This is not over yet
By Parson Thru
Hell, I’ve just realised that it’s 25 years this month since I walked out on my first real job – a whole quarter century.
25 years since I gave up on the idea of job security being the meaning of life, to the horror and disgust of a good number of close stakeholders.
My dad: “Best job in York.” He always did overplay these things – it wasn’t by a long shot.
Head of Personnel (that’s what we called it then) – Geoff. A really great bloke, who loved the company – the inheritor of the principles of Joseph and Seebohm Rowntree – loved his job and loved his staff. It was his calling. You don’t find many of those now.
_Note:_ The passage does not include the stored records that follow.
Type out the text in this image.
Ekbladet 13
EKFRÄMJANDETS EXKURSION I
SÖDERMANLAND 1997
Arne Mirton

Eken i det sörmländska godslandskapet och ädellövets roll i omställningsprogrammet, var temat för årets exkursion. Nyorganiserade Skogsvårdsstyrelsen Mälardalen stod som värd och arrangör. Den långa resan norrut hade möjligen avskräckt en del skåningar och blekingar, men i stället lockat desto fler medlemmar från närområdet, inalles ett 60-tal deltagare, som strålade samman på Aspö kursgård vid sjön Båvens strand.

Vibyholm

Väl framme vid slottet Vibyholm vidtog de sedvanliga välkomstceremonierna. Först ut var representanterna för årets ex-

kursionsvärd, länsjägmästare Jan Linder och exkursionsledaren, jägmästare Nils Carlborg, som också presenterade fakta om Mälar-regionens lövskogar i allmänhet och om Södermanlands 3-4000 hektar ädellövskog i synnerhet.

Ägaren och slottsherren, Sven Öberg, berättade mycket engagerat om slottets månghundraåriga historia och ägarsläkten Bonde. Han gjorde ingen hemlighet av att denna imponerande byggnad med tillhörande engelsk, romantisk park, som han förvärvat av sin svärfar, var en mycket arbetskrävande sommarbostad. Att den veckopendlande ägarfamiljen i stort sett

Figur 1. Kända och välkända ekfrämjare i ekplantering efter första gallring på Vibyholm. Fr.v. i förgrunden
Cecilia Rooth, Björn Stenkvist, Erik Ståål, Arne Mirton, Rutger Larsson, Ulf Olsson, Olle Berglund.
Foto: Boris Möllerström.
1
“Look, Kevin, it’s not the youngsters like you we want to leave – it’s the older blokes closer to retirement. I can tear this form up right now and that’s it. No questions asked, just go back to your tools.”
A heavy decision for a 27 year-old with a mortgage and two kids.
“Thanks Geoff, but I think I’ve made up my mind.”
Yes! My mind. That was the start of the revolution.
Job for life. “Keep your nose clean and don’t rock the boat.”
I could have still been there now. 52 and heading towards the tipping point where it’s silly not to take the offer and rest on your package.
But 25 years ago was the start of a process of realisation – that life is out there, but the locus of control is within me.
Today, I ended up in a fight at work. We didn’t get to blows, but I could have taken his head off, or maybe just walked out in tears and gone home. The bloke was a nobody – a joker. He picked the fight. This is where you realise that over those 25 years something has occurred.
I’ve run a small business where I got up at 3 in the morning for 2 years. Broke my back and broke my heart knowing that I was losing money every single day that I went out. Went bust – took the bank – took my family – took the divorce.
I’ve ridden courier motorbikes hundreds of miles through the most atrocious weather, had lorry tyres explode three feet to my side and had to out-accelerate the veering lorry to stay alive and still got the tender there on time, my only reward a fag before setting off back.
I’ve survived in a world of gangsters and crazies – had the boss stare across his living room at me trying to work out what makes me tick. I didn’t even know what he meant at the time.
I’ve discovered that I really did understand economics following a fluke entry into university and walked away with a First Class Honours Degree. Argued with my dad about wasting my time with books and then had to listen to his drinking-mates taking the piss because he’d tried to big-up having a son at university.
I’ve been warmly welcomed into a world he’d have shat himself in among RAF officers (he was a corporal) – “This is Kevin. He’s one of us.” I almost wept.
I’ve been stared through as though invisible in the Officers’ Mess, and been pulled into the most outrageous orgies of booze-fuelled fun in the same dining room by fantastic mates. You learn that everyone is different and stereotypes are just that.
I’ve taken 18 tonne lorries into impossible places and learned transmissions, roping and sheeting out on the road. I’ve fed small industry its life-blood, then walked away.
I’ve stood up against £400,000 a year PWC bastards and come back from humiliations to win the day.
I’ve delivered success.
Met beautiful people (If you’re reading this, I love you so much and you know who you are).
I’ve found myself in a hole. Assessed my situation, regrouped and dug myself out.
I’ve found the difference between life in work and life in life and realised that both of them count.
I’ve found values. Not somebody else’s, but my own.
I’ve found out what intrinsic means.
I’ve found something called character. This is not something I claim for my own. My mother has it. Her mother had it. I thank God that I now have it.
And so back to work:
They’ve entrusted me with something they care about.
I care about it, too – amongst other things – but I’ll fix it for them.
The fight today? It was like wiping a bug off the screen.
There’s so much more to this.
One day, if I don’t keel over and die at the kerb-side, I’ll forget who I am and what I’ve done. So today is a celebration.
25 years since I walked out on that first job.
Lesson: Never be afraid to walk out.
And for me?
Watch this space. This is not over yet.